Von Karin Hahn | 29.03.2014
    Ob Erich Kästners "Emil und die Detektive", Louis Pergauds "Krieg der Knöpfe", Kurt Helds "Die rote Zora und ihre Bande", "Vorstadtkrokodile" von Max von der Grün oder Cornelia Funkes "Herr der Diebe" – es sind die Kinder, die im Großen wie im Kleinen ihr Leben trotz aller Probleme selbstbestimmt in die Hand nehmen.

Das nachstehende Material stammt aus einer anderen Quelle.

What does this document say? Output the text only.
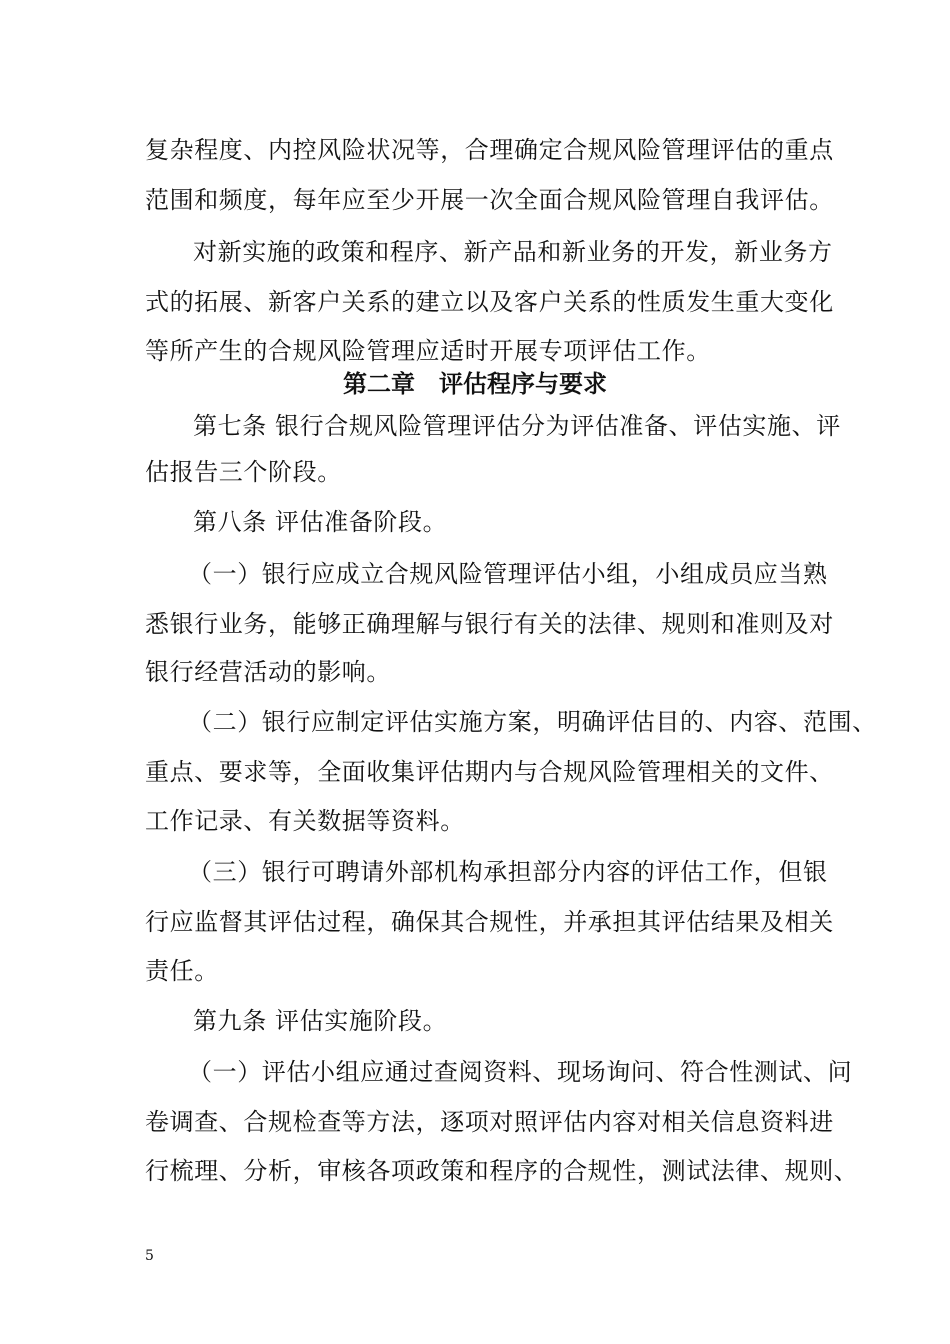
复杂程度、内控风险状况等，合理确定合规风险管理评估的重点
范围和频度，每年应至少开展一次全面合规风险管理自我评估。
对新实施的政策和程序、新产品和新业务的开发，新业务方
式的拓展、新客户关系的建立以及客户关系的性质发生重大变化
等所产生的合规风险管理应适时开展专项评估工作。
第二章　评估程序与要求
第七条 银行合规风险管理评估分为评估准备、评估实施、评
估报告三个阶段。
第八条 评估准备阶段。
（一）银行应成立合规风险管理评估小组，小组成员应当熟
悉银行业务，能够正确理解与银行有关的法律、规则和准则及对
银行经营活动的影响。
（二）银行应制定评估实施方案，明确评估目的、内容、范围、
重点、要求等，全面收集评估期内与合规风险管理相关的文件、
工作记录、有关数据等资料。
（三）银行可聘请外部机构承担部分内容的评估工作，但银
行应监督其评估过程，确保其合规性，并承担其评估结果及相关
责任。
第九条 评估实施阶段。
（一）评估小组应通过查阅资料、现场询问、符合性测试、问
卷调查、合规检查等方法，逐项对照评估内容对相关信息资料进
行梳理、分析，审核各项政策和程序的合规性，测试法律、规则、
5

Die Kinderbande feiert in den aktuellen Kinderbüchern ihre Rückkehr.
    Nina Weger, Frank Maria Reifenberg, Gina Mayer, Antje Herden und Katarina Mazetti erzählen in ihren aktuellen Büchern von Kindern, die Freiheit und Eigenständigkeit in einer Gemeinschaft entdecken dürfen.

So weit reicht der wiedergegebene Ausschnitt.